Stocks of explosives in the camp accidentally detonated on March 7 obliterating neighbouring residential areas, killing 107 people and injuring 615 others on the outskirts of economic capital Bata.
It is believed the explosions came after slash-and-burn land clearance fires grew out of control and reached the camp's armoury.
President Teodoro Obiang Nguema, who has ruled the central African country with an iron fist for 42 years, blamed the military for "negligence" in stocking ammunition so close to residential areas.
The head of the camp, Lieutenant-Colonel Valentin Nzang Ega, and Corporal Jose Antonio Obama Nsue will appear before a military court over "homicide, damage, fire and negligence," according to the indictment read by military prosecutor Alejandro Mitogo on state channel TVGE Saturday evening.
"We request a sentence of 70 years imprisonment for the accused Jose Antonio Obama Nsue and 30 years for Valentin Nzang Ega," the prosecutor said.
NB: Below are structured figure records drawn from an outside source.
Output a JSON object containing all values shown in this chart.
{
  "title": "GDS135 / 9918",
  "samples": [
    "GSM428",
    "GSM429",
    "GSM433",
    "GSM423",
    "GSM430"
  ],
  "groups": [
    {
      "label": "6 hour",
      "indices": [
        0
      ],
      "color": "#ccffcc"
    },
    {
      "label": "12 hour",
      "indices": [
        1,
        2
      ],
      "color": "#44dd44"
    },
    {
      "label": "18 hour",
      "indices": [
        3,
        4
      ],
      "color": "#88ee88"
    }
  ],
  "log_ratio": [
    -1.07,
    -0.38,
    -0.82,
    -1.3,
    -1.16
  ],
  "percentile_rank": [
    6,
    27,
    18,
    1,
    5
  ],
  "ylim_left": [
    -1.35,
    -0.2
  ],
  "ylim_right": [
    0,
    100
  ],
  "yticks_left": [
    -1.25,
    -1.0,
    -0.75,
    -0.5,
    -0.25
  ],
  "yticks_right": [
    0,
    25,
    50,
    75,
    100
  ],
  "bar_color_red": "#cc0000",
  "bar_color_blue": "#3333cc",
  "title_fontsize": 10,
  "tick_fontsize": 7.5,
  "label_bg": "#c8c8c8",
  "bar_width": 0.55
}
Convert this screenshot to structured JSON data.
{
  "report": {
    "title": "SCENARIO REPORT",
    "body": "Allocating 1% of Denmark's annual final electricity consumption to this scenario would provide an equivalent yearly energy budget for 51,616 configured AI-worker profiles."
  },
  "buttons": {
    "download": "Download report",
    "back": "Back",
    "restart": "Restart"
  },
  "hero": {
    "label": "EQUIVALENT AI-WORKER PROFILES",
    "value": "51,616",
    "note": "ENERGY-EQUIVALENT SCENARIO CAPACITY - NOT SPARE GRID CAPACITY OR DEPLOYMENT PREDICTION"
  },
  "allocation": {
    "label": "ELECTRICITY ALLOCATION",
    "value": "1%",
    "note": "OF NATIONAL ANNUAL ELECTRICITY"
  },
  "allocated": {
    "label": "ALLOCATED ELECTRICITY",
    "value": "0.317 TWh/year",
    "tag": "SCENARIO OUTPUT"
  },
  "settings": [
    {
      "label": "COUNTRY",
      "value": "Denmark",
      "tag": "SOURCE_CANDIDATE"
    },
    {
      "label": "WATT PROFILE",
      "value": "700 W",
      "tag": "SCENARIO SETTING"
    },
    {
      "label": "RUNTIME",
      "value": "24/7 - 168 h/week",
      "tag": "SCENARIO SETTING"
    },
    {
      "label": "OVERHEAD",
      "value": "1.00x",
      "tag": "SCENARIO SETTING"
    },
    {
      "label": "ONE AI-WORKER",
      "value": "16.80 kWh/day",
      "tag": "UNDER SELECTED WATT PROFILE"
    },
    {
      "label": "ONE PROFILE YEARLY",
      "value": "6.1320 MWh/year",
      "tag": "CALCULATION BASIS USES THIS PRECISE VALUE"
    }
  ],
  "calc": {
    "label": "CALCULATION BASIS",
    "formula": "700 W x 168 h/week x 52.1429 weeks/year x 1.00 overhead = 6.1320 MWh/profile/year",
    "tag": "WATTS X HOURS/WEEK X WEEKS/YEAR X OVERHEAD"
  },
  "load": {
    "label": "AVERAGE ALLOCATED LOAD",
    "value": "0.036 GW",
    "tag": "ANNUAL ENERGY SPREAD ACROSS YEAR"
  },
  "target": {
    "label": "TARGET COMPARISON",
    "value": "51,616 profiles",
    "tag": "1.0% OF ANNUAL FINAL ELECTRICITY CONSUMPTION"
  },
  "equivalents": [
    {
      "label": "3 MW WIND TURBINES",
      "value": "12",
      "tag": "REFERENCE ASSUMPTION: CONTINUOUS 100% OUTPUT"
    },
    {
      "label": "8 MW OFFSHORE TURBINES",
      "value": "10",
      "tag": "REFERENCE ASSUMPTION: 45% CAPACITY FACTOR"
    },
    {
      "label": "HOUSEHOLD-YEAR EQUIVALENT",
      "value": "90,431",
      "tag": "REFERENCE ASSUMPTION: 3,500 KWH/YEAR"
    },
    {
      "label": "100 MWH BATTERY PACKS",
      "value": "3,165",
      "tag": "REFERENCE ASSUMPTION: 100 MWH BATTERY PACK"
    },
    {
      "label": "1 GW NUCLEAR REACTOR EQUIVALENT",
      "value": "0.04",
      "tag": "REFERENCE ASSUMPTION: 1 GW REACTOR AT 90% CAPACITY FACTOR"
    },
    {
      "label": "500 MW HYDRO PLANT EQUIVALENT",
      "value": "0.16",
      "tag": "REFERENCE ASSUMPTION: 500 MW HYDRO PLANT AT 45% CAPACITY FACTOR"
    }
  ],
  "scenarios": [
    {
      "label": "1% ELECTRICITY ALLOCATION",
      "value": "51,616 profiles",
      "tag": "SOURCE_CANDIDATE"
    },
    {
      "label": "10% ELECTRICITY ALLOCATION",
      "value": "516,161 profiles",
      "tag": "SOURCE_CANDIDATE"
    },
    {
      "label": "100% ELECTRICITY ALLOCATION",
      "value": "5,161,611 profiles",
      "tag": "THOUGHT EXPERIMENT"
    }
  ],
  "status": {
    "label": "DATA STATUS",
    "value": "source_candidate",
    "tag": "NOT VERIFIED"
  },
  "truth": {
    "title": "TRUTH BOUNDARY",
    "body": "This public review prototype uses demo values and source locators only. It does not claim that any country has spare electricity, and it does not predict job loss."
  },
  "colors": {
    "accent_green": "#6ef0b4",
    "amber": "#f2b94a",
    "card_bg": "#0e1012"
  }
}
The president had announced an investigation in the aftermath of the tragedy, but no further information had been released until the prosecutor's statement.
The defence ministry had said that three powerful blasts from heavy-calibre munitions, several minutes apart, caused "shock waves which totally destroyed numerous homes nearby".
Bata is home to 800,000 of the country's 1.4 million people, most of whom live in poverty despite the country's oil and gas wealth.